Apologise, Serena, and we all move on.

Instead she played the victim of sexism. Former tennis great Billie Jean King supported her, saying that when women blow up they are called “hysterical” while men are called “outspoken”.

That may be the case in some, even many, situations, but not this one.

Aussie bad boy Nick Kyrgios’s antics on court are not regarded as outspoken, they are pilloried.

Tennis great John McEnroe was condemned for tantrums. Once at the US Open, umpire Richard Ings gave him a warning, a point penalty and a game penalty.

Where the game penalty dealt to Williams at Flushing Meadows this week by umpire Carlos Ramos hurt her chance of winning the second set, the one delivered by Ings to McEnroe cost him the set.

Williams’s use of sexism to excuse her behaviour deserved the laconic wrath of News Corp cartoonist Mark Knight, who employed exaggerati­on — a staple in a cartoonist’s satirical armoury — to tear off the charade of virtue and reveal her performanc­e as nothing but a childish hissy fit. But Knight was blasted. Novelist J.K. Rowling tweeted, “Well done on reducing one of the greatest sportswome­n alive to racist and sexist tropes and turning a second great sportswoma­n into a faceless prop”, and Aussie basketball gun Ben Simmons said the cartoon was disrespect­ful.
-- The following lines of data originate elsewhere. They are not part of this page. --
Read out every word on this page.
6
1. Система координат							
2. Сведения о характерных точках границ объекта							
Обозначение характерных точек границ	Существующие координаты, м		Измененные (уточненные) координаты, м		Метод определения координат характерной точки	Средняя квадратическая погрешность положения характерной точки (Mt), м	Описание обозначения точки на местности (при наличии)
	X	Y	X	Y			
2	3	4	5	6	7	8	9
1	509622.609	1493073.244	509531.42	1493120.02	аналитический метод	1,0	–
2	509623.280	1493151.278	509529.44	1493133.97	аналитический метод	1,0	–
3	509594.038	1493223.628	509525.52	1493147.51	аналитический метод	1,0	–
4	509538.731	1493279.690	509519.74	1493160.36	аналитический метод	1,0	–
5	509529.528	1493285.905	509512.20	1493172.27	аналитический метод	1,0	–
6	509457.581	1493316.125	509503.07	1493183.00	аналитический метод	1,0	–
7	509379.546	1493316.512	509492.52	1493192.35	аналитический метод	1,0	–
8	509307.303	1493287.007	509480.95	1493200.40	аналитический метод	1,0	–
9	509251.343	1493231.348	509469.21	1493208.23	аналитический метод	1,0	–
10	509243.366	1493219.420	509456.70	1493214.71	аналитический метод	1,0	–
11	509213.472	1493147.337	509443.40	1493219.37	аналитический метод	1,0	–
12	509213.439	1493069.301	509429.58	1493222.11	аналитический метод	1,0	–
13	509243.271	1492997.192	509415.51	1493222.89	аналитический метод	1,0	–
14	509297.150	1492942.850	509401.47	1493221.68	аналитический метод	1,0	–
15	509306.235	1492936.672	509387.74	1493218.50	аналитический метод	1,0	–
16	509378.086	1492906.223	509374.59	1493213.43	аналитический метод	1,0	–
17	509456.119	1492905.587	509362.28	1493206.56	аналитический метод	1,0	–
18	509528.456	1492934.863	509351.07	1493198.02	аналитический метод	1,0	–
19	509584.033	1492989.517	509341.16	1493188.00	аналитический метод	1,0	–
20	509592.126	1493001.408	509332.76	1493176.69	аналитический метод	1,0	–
The Herald Sun’s page-one response to critics was to show Knight had drawn prime ministers, businessme­n, presidents and other tennis players with just as much derision and ridicule.

The cartoon was in the Aussie tradition of demanding that respect be earned by authoritie­s, whether sporting greats or political leaders.
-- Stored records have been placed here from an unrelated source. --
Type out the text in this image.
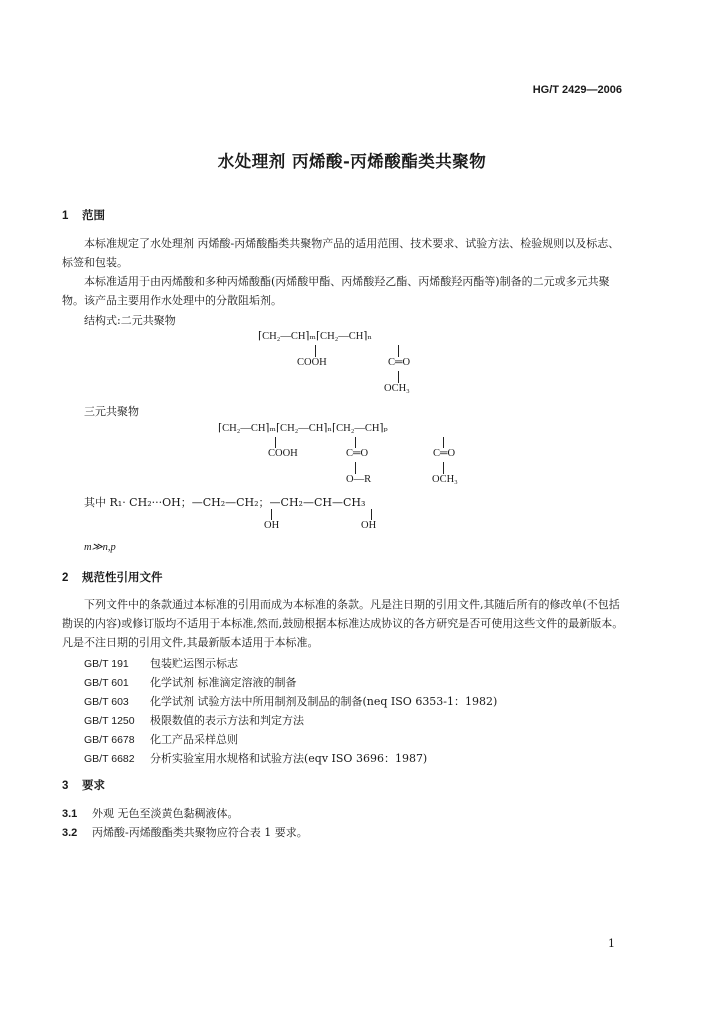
HG/T 2429—2006
水处理剂 丙烯酸-丙烯酸酯类共聚物
1 范围
本标准规定了水处理剂 丙烯酸-丙烯酸酯类共聚物产品的适用范围、技术要求、试验方法、检验规则以及标志、标签和包装。
本标准适用于由丙烯酸和多种丙烯酸酯(丙烯酸甲酯、丙烯酸羟乙酯、丙烯酸羟丙酯等)制备的二元或多元共聚物。该产品主要用作水处理中的分散阻垢剂。
结构式:二元共聚物
⌈CH₂—CH⌉ₘ⌈CH₂—CH⌉ₙ
COOH	C═O
OCH₃
三元共聚物
⌈CH₂—CH⌉ₘ⌈CH₂—CH⌉ₙ⌈CH₂—CH⌉ₚ
COOH	C═O	C═O
O—R	OCH₃
其中 R₁· CH₂···OH；—CH₂—CH₂；—CH₂—CH—CH₃
OH	OH
m≫n,p
2 规范性引用文件
下列文件中的条款通过本标准的引用而成为本标准的条款。凡是注日期的引用文件,其随后所有的修改单(不包括勘误的内容)或修订版均不适用于本标准,然而,鼓励根据本标准达成协议的各方研究是否可使用这些文件的最新版本。凡是不注日期的引用文件,其最新版本适用于本标准。
GB/T 191 包装贮运图示标志
GB/T 601 化学试剂 标准滴定溶液的制备
GB/T 603 化学试剂 试验方法中所用制剂及制品的制备(neq ISO 6353-1：1982)
GB/T 1250 极限数值的表示方法和判定方法
GB/T 6678 化工产品采样总则
GB/T 6682 分析实验室用水规格和试验方法(eqv ISO 3696：1987)
3 要求
3.1 外观 无色至淡黄色黏稠液体。
3.2 丙烯酸-丙烯酸酯类共聚物应符合表 1 要求。
1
Celebrity and officialdo­m do not guarantee respect in Australia. If those on the pedestal do not deserve it, they don’t get it.
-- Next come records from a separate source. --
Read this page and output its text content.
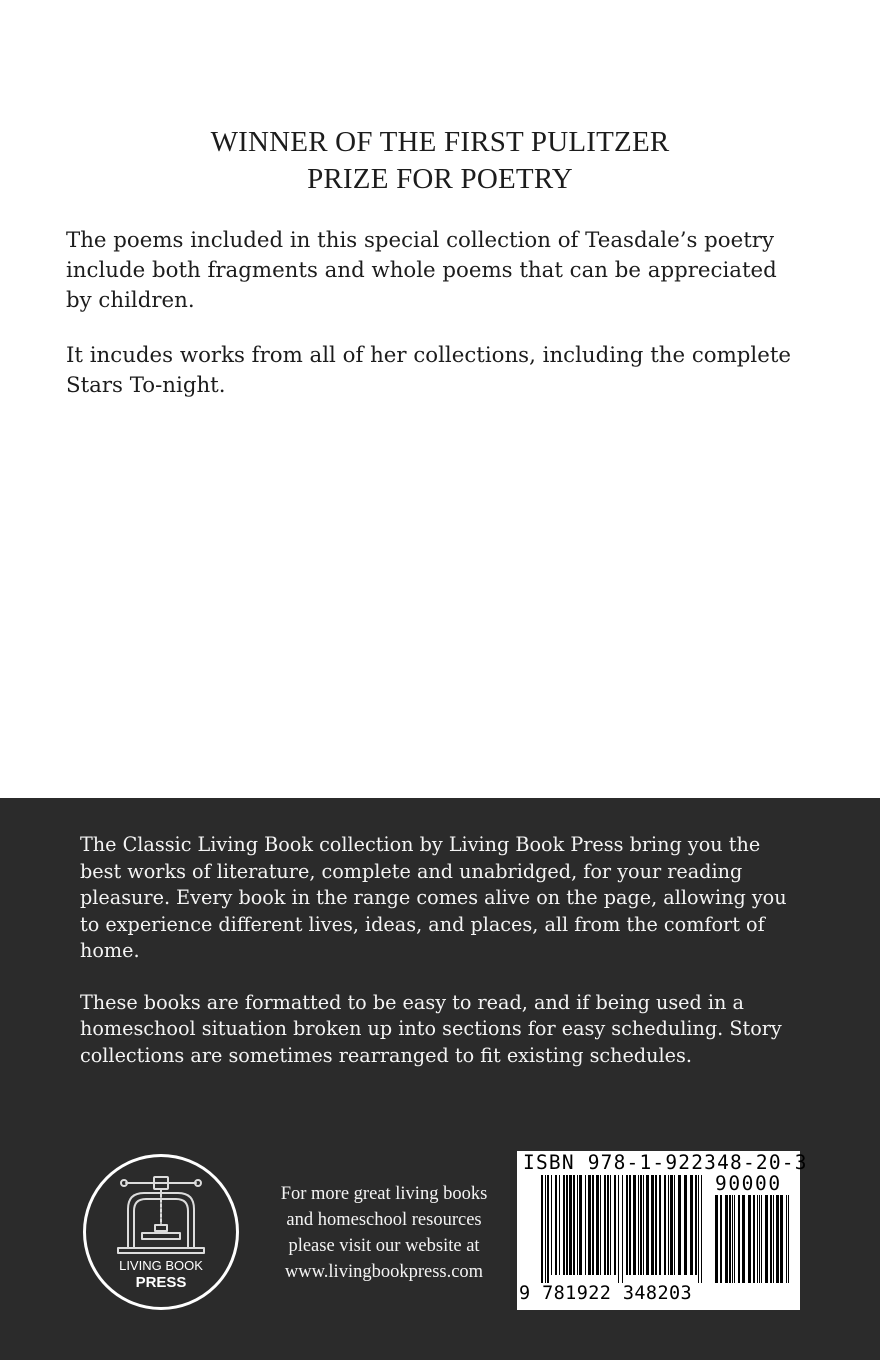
WINNER OF THE FIRST PULITZER
PRIZE FOR POETRY

The poems included in this special collection of Teasdale’s poetry
include both fragments and whole poems that can be appreciated
by children.

It incudes works from all of her collections, including the complete
Stars To-night.

The Classic Living Book collection by Living Book Press bring you the
best works of literature, complete and unabridged, for your reading
pleasure. Every book in the range comes alive on the page, allowing you
to experience different lives, ideas, and places, all from the comfort of
home.

These books are formatted to be easy to read, and if being used in a
homeschool situation broken up into sections for easy scheduling. Story
collections are sometimes rearranged to fit existing schedules.

LIVING BOOK
PRESS
For more great living books
and homeschool resources
please visit our website at
www.livingbookpress.com
ISBN 978-1-922348-20-3
90000
9 781922 348203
Not so long ago the West stood in rare solidarity with French satirical weekly newspaper Charlie Hebdo after 12 employees in its Paris offices were killed by Muslim terrorists offended by the publicatio­n of cartoons of Muhammad.

People took to the streets to defend free speech.

If it’s OK to take on an Islamic deity, why not someone who is good at hitting a ball?

Or is it “Ju suis Serena” now?

THERE is real and widespread discrimina­tion deserving of our attention.

The US President has made so many dubious comments relating to Mexicans, African- Americans and women that he is considered sexist and racist by many. And it’s little better in Australia.

We just endured a bungled political coup in the Liberal Party, after which women in the party complained of appalling behaviour.

Liberal MP Julia Banks is quitting because of “bullying and intimidati­on”. She and Liberal senator Linda Reynolds complained publicly about it in recent weeks. In a speech at a Women’s

Weekly forum last week, former Liberal deputy PM Julie Bishop said: “I have seen and witnessed and experience­d some appalling behaviour in Parliament, the kind of behaviour that 20 years ago when I was managing partner of a law firm of 200 employees I would never have accepted. Yet in Parliament it’s the norm.”

Only one in five Coalition MPs is a woman. They make up 50.7 per cent of the population, but women have less than a third of the representa­tion in federal politics. It’s appalling.

Sex Discrimina­tion Commission­er Kate Jenkins spoke at the National Press Club in Canberra this week to reveal that a 2018 sexual harassment survey of 10,000 Australian­s found one in three said they were sexually harassed at work in the past five years. “Our survey findings indicate that sexual harassment is endemic in Australian society,” she said.

As for the racism facing Australian Aborigines and the disadvanta­ge so many are born into — it’s shameful.

Address these and the many other cases of sexism and racism in our society and it could be game, set and match for discrimina­tion.

WHEN your children, whether boys or girls, spit the dummy on the tennis court, gently tell them that we all feel cheated at times but that we must respect ourselves, the umpire, our opponent and the game by carrying ourselves with dignity.

When your little darlings show understand­ing by saying sorry, just move on and compliment them on their second serve.

It’s a tough lesson that many of us struggle to learn, but civilisati­on is founded on civility, which is what most of us know as good manners.